Of course I do not deny that some
classes of phenomena afford us more and better proofs of intellectual
agency than do others, in the sense of the laws in operation being more
numerous, subtle, and complex; but it will be seen that this is a different
interpretation of the evidence from that against which I am contending.
Thus, if there are tokens of divine intention (as distinguished from
design) to be met with in the eye,--if it is inconceivable that so "nice
and intricate a structure" should exist without intelligence as its
_ultimate_ cause; then the discovery of natural selection, or of any other
law, as the _manner_ in which this intelligence wrought in no wise
attenuates the proof as to the fact of an intelligent cause. On the
contrary, it tends rather to confirm it; for, besides the evidence before
existing, there is added that which arises from the conformity of the
method to that which is observable in the rest of the universe.

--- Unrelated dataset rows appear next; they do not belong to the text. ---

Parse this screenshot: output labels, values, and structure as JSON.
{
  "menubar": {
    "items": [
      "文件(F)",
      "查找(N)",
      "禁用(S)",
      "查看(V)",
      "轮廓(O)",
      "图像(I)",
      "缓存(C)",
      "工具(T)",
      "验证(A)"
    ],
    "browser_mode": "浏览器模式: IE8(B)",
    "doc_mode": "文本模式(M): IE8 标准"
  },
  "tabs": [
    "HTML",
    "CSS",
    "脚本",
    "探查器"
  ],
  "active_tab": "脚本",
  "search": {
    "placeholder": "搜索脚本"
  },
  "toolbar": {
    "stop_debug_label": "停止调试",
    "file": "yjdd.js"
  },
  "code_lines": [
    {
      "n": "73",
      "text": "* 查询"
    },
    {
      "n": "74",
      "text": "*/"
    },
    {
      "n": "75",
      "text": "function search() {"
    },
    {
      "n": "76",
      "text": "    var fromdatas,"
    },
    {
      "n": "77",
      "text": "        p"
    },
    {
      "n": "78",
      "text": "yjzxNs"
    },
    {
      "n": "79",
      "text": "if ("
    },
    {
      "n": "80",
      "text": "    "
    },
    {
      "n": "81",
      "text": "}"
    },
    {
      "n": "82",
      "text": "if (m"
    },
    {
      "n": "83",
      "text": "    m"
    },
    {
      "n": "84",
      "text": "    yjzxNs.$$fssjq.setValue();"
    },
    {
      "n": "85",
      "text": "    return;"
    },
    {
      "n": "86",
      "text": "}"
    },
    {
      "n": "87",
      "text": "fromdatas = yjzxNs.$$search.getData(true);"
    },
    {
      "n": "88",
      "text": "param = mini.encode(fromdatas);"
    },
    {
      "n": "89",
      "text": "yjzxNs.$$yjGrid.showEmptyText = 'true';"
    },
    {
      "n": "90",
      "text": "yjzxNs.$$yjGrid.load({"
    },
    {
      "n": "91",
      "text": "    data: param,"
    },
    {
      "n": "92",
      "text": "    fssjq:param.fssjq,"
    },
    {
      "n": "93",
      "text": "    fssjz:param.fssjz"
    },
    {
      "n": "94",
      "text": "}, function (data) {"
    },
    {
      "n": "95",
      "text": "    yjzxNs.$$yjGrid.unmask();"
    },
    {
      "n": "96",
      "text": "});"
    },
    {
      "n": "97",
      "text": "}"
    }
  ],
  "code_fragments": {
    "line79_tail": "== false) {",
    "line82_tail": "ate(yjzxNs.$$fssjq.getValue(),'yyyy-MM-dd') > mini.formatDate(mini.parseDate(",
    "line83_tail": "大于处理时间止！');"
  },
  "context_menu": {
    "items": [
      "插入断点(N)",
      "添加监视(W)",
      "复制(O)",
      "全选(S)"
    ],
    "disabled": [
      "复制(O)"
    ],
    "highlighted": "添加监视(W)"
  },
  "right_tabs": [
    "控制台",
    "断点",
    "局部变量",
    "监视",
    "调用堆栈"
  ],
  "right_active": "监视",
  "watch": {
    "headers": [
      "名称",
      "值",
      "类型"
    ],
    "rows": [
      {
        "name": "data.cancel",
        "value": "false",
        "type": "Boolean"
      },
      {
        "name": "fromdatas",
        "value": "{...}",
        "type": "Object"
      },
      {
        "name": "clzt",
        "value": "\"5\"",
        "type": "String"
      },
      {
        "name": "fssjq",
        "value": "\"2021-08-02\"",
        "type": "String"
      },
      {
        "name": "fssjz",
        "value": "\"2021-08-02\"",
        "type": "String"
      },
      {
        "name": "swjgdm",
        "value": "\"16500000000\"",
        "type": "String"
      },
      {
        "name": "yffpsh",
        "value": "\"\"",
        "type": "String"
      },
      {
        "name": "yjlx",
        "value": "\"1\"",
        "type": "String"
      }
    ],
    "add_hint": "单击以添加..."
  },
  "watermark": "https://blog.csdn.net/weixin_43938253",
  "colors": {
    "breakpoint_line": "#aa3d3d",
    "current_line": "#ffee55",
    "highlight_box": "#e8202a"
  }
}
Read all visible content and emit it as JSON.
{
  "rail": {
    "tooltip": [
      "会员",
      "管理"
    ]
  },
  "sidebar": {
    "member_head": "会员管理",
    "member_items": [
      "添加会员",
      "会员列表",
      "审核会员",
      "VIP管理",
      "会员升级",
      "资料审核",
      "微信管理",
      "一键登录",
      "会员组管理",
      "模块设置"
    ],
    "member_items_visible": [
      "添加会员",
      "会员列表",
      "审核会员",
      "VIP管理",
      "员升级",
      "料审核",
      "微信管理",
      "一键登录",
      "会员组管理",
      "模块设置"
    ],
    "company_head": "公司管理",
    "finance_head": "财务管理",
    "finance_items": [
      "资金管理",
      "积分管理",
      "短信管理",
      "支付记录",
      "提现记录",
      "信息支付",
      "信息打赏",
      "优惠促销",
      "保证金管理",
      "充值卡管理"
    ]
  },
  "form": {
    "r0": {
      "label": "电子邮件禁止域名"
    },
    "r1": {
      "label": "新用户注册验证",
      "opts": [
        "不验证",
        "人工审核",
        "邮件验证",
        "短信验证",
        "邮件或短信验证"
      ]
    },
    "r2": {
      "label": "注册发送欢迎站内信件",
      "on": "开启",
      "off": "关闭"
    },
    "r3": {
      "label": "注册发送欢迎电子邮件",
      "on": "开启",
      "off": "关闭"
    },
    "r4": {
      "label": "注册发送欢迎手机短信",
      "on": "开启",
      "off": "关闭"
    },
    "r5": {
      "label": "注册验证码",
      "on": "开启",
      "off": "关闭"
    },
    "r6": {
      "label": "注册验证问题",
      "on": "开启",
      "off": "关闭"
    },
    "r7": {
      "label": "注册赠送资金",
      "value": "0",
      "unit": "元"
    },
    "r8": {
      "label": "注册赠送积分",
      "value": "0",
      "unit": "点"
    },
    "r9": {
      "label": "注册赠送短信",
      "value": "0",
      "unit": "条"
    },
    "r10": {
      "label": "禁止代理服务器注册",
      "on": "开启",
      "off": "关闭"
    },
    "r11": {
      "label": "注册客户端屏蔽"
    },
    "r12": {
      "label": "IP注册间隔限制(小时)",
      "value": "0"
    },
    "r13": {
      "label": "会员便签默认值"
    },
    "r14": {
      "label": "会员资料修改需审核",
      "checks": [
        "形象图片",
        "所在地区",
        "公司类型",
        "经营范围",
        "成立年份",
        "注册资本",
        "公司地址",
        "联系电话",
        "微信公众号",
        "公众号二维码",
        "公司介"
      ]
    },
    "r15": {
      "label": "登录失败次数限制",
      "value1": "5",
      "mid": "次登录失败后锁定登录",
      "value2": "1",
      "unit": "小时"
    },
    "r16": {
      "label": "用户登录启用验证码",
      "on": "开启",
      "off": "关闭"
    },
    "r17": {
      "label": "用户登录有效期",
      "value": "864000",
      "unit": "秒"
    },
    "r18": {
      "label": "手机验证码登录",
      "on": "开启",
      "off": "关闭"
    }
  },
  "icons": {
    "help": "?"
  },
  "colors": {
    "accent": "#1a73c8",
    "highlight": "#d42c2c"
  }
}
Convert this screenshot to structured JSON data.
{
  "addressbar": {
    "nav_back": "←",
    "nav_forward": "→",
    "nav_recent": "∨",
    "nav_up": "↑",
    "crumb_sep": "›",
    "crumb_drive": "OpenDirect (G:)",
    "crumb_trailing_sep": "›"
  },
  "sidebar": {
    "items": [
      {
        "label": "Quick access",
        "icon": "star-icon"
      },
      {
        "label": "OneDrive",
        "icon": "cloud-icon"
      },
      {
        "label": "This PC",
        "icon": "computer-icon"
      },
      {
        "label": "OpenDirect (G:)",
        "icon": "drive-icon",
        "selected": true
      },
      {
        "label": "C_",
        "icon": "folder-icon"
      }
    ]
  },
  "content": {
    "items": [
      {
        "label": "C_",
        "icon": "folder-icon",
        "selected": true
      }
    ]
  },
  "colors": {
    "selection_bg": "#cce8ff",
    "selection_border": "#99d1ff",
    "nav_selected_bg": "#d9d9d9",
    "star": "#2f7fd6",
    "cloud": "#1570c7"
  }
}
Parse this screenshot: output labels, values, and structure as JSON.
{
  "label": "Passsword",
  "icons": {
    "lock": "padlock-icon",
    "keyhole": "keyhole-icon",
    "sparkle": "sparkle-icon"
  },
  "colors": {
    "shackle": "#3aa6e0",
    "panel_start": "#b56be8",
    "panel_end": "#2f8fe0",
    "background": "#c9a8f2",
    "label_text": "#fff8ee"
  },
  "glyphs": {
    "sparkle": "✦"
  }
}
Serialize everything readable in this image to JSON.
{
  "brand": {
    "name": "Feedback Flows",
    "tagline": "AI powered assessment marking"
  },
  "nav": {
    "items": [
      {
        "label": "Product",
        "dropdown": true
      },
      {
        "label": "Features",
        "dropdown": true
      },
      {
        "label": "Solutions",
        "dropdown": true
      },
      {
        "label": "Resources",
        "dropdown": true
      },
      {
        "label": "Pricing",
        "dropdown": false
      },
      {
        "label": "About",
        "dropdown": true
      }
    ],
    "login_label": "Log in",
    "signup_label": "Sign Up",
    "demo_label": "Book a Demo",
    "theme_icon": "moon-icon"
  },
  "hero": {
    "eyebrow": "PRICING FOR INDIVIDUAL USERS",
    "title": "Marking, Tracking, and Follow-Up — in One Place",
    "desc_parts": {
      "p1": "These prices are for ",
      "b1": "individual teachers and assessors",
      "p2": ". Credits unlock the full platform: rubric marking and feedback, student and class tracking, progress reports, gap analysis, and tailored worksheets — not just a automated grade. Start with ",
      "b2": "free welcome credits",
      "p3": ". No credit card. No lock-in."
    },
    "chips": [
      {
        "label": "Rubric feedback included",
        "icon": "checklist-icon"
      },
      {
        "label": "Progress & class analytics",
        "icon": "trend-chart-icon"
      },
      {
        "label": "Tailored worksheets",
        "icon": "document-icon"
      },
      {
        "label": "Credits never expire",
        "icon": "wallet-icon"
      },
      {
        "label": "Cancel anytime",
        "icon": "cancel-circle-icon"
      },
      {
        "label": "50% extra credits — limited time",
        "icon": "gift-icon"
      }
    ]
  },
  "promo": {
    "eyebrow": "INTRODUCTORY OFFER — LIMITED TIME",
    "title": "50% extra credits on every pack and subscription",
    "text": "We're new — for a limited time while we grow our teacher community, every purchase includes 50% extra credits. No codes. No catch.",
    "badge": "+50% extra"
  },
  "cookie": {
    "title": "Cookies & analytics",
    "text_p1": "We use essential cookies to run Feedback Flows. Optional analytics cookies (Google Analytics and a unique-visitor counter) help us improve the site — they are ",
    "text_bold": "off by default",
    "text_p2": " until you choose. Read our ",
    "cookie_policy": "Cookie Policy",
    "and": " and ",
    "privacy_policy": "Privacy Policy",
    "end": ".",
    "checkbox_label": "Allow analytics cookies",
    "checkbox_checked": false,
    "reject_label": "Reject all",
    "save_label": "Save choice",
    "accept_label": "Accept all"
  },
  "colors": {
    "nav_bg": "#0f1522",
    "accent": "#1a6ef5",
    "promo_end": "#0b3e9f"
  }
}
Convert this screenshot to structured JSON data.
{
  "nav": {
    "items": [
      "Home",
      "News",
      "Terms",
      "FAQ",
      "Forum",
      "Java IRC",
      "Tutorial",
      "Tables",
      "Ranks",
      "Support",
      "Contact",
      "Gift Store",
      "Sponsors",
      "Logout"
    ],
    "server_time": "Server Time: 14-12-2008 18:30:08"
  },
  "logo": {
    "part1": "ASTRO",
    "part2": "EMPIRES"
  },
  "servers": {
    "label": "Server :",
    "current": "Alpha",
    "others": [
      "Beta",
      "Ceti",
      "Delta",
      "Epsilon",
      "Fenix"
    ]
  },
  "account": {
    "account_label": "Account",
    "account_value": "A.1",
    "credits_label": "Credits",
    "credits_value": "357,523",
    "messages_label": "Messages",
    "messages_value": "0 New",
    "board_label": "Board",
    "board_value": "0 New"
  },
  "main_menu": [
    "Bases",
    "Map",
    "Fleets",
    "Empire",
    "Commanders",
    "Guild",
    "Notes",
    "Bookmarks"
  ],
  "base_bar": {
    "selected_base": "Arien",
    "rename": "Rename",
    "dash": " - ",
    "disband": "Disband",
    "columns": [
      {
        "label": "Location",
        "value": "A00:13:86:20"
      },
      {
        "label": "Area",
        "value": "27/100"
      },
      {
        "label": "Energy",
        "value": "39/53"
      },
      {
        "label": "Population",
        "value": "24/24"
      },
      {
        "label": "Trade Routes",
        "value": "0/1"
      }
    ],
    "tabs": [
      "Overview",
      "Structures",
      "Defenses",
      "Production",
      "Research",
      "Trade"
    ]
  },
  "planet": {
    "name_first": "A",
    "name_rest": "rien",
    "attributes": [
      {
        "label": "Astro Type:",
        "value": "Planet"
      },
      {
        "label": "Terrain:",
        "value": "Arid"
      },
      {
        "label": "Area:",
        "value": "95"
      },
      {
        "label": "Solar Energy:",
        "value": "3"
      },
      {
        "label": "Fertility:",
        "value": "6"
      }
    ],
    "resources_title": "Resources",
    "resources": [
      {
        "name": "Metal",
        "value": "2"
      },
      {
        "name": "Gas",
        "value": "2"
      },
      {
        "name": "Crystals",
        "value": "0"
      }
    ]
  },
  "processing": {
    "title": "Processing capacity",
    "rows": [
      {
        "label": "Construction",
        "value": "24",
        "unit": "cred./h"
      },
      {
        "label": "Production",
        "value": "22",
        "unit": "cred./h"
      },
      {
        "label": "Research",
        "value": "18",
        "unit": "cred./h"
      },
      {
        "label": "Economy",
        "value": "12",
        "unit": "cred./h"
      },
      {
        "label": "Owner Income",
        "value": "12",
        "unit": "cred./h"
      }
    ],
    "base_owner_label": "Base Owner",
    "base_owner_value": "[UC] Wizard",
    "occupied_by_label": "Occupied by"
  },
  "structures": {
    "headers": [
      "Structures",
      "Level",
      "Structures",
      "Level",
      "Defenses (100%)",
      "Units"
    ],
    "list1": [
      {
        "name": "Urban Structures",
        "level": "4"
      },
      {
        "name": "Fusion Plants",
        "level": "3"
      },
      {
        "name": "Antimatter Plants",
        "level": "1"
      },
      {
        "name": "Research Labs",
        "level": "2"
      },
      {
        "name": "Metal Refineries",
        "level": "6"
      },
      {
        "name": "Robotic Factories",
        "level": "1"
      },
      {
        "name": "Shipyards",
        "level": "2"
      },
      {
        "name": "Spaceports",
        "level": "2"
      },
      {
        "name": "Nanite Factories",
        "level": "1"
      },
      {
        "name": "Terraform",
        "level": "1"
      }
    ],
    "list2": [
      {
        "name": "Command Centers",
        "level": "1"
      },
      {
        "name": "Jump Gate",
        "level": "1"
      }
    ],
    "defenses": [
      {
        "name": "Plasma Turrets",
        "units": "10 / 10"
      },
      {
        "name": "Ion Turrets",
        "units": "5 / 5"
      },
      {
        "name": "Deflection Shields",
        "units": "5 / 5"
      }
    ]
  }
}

Thus, notwithstanding what Hamilton, Chalmers, and others have said, I
cannot but feel that the ubiquitous action of general laws is, of all facts
supplied by experience, the most cogent in its bearing upon teleology. If
perpetual and uninterrupted uniformity of method does not indicate the
existence of a presiding intelligence, it becomes a question whether any
other kind of method--short of the intelligently miraculous--could possibly
do so; seeing that the further the divine _modus operandi_ (supposing such
to exist) were removed from absolute uniformity, the greater would be the
room for our interpreting it as mere fortuity.